COI confirma breakdance na Olimpíada de 2024 e quer rever candidaturas

O Comitê olímpico internacional (COI) confirmou nesta quarta-feira a presença do breakdance nos Jogos olímpicos de Paris-2024 entre os quatro esportes adicionais e anunciou o lançamento de uma reflexão sobre o processo de candidaturas para os Jogos Olímpicos.

"Eu tenho que admitir que admiro os movimentos" do breakdance, já havia dito Thomas Bach, o presidente do COI, seduzido por essa disciplina durante os Jogos olímpicos da Juventude em Buenos Aires em outubro passado.

Era então esperado que o comitê-executivo do CIO aprovasse a lista dos quatro esportes adicionais propostos pelo comitê de organização dos Jogos de Paris-2024 e que, além dessa dança urbana que surgiu nos anos 80, inclui a escalada, o skateboard e o surf.

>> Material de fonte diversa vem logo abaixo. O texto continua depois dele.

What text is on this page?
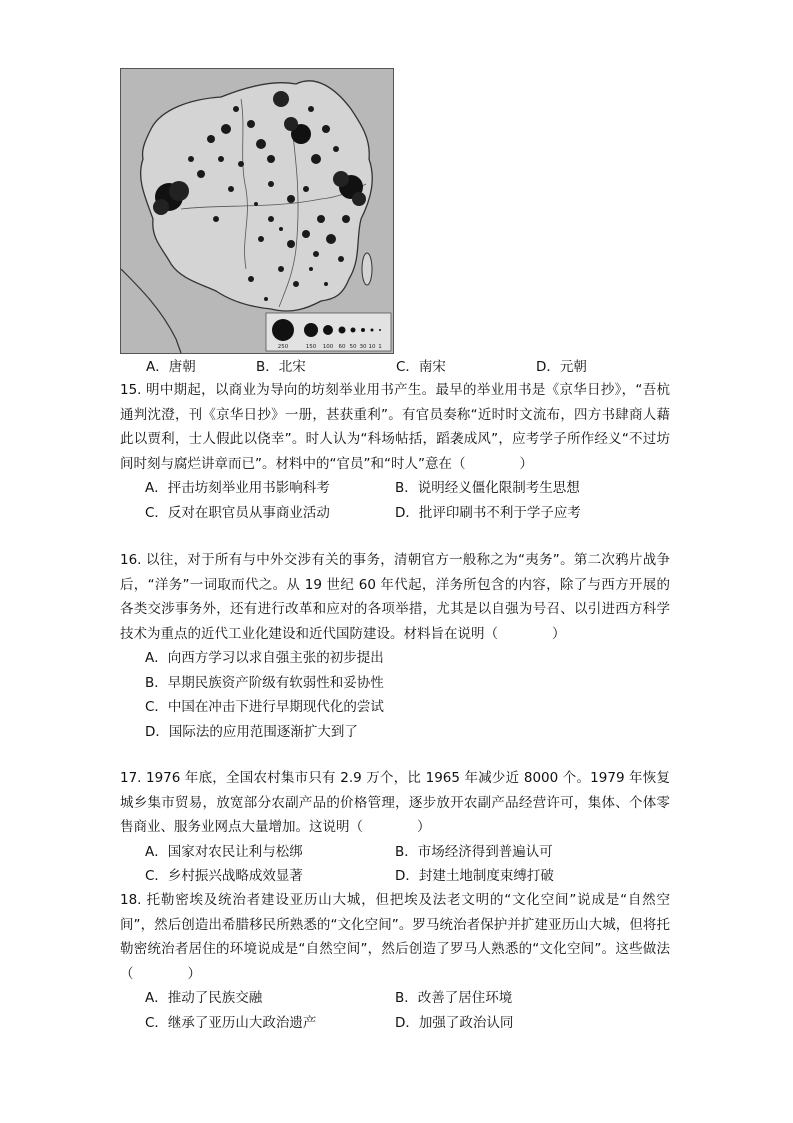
250	150 100 60 50 30 10 1
A．唐朝	B．北宋	C．南宋	D．元朝

15. 明中期起，以商业为导向的坊刻举业用书产生。最早的举业用书是《京华日抄》，“吾杭通判沈澄，刊《京华日抄》一册，甚获重利”。有官员奏称“近时时文流布，四方书肆商人藉此以贾利，士人假此以侥幸”。时人认为“科场帖括，蹈袭成风”，应考学子所作经义“不过坊间时刻与腐烂讲章而已”。材料中的“官员”和“时人”意在（　　　　）

A．抨击坊刻举业用书影响科考	B．说明经义僵化限制考生思想
C．反对在职官员从事商业活动	D．批评印刷书不利于学子应考

16. 以往，对于所有与中外交涉有关的事务，清朝官方一般称之为“夷务”。第二次鸦片战争后，“洋务”一词取而代之。从 19 世纪 60 年代起，洋务所包含的内容，除了与西方开展的各类交涉事务外，还有进行改革和应对的各项举措，尤其是以自强为号召、以引进西方科学技术为重点的近代工业化建设和近代国防建设。材料旨在说明（　　　　）

A．向西方学习以求自强主张的初步提出
B．早期民族资产阶级有软弱性和妥协性
C．中国在冲击下进行早期现代化的尝试
D．国际法的应用范围逐渐扩大到了

17. 1976 年底，全国农村集市只有 2.9 万个，比 1965 年减少近 8000 个。1979 年恢复城乡集市贸易，放宽部分农副产品的价格管理，逐步放开农副产品经营许可，集体、个体零售商业、服务业网点大量增加。这说明（　　　　）

A．国家对农民让利与松绑	B．市场经济得到普遍认可
C．乡村振兴战略成效显著	D．封建土地制度束缚打破

18. 托勒密埃及统治者建设亚历山大城，但把埃及法老文明的“文化空间”说成是“自然空间”，然后创造出希腊移民所熟悉的“文化空间”。罗马统治者保护并扩建亚历山大城，但将托勒密统治者居住的环境说成是“自然空间”，然后创造了罗马人熟悉的“文化空间”。这些做法（　　　　）

A．推动了民族交融	B．改善了居住环境
C．继承了亚历山大政治遗产	D．加强了政治认同
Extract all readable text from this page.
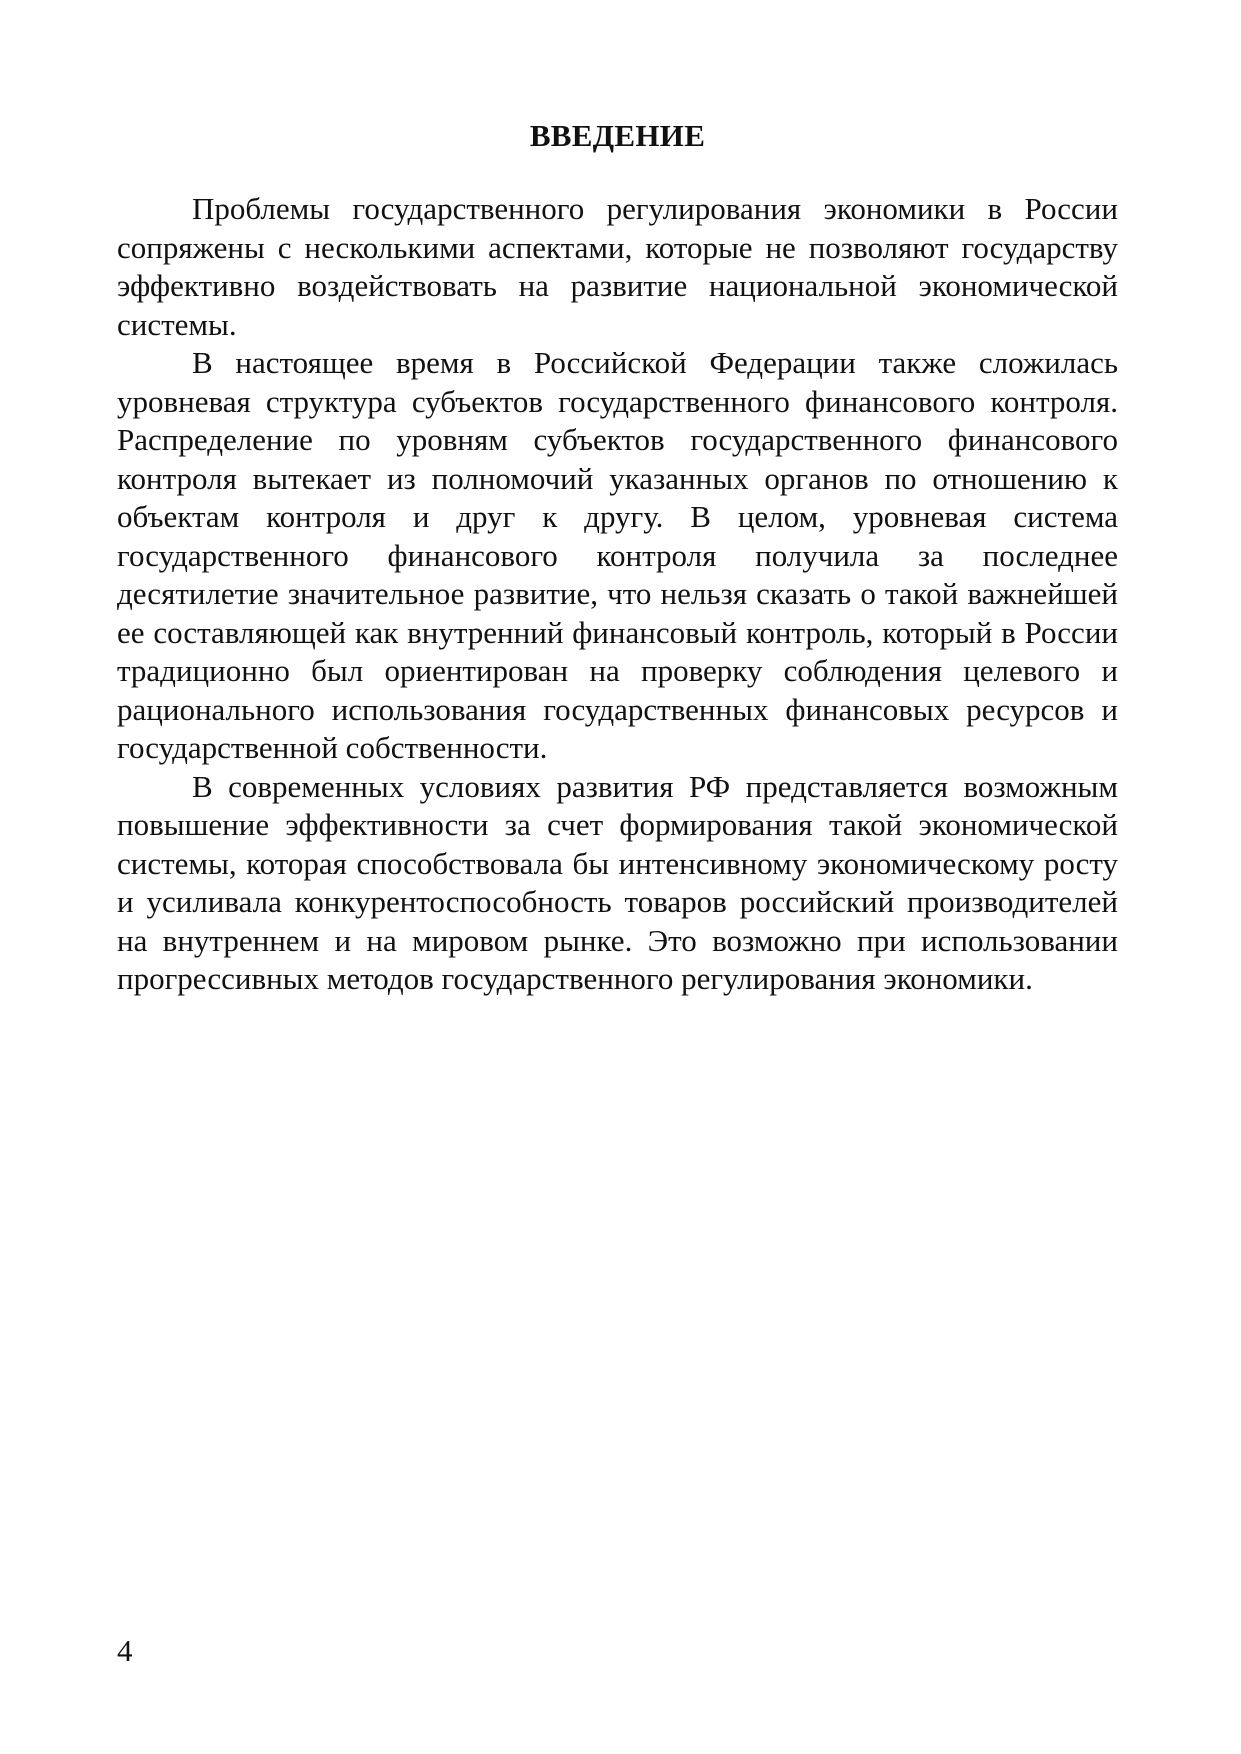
ВВЕДЕНИЕ

Проблемы государственного регулирования экономики в России сопряжены с несколькими аспектами, которые не позволяют государству эффективно воздействовать на развитие национальной экономической системы.

В настоящее время в Российской Федерации также сложилась уровневая структура субъектов государственного финансового контроля. Распределение по уровням субъектов государственного финансового контроля вытекает из полномочий указанных органов по отношению к объектам контроля и друг к другу. В целом, уровневая система государственного финансового контроля получила за последнее десятилетие значительное развитие, что нельзя сказать о такой важнейшей ее составляющей как внутренний финансовый контроль, который в России традиционно был ориентирован на проверку соблюдения целевого и рационального использования государственных финансовых ресурсов и государственной собственности.

В современных условиях развития РФ представляется возможным повышение эффективности за счет формирования такой экономической системы, которая способствовала бы интенсивному экономическому росту и усиливала конкурентоспособность товаров российский производителей на внутреннем и на мировом рынке. Это возможно при использовании прогрессивных методов государственного регулирования экономики.

4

O breakdance permite "uma expressão muito autêntica, a gente sente a performance, a personalidade dos atletas", acrescentou Bach.

Essa lista de quatro esportes, que se juntam aos 28 esportes de verão que tradicionalmente fazem parte da programação, será a partir de agora submetida à aprovação na sessão do COI em junho, e uma validação final será feita após a reunião da diretoria do COI em dezembro de 2020.

O COI tem ainda, teoricamente, a opção de retirar um desses quatro esportes levando em consideração suas performances nos Jogos Olímpicos de Tóquio-2020 onde estarão presentes pela primeira vez na história a escalada, o skateboard e o surf. O breakdance também será submetido a um programa de monitoramento. Mas nenhum esporte poderá substituí-lo.

Diante da diminuição do número de candidaturas para os Jogos Olímpicos de inverno, o COI também anunciou nesta quarta-feira a criação de um grupo de trabalho encarregado de pensar em possíveis reformas do processo.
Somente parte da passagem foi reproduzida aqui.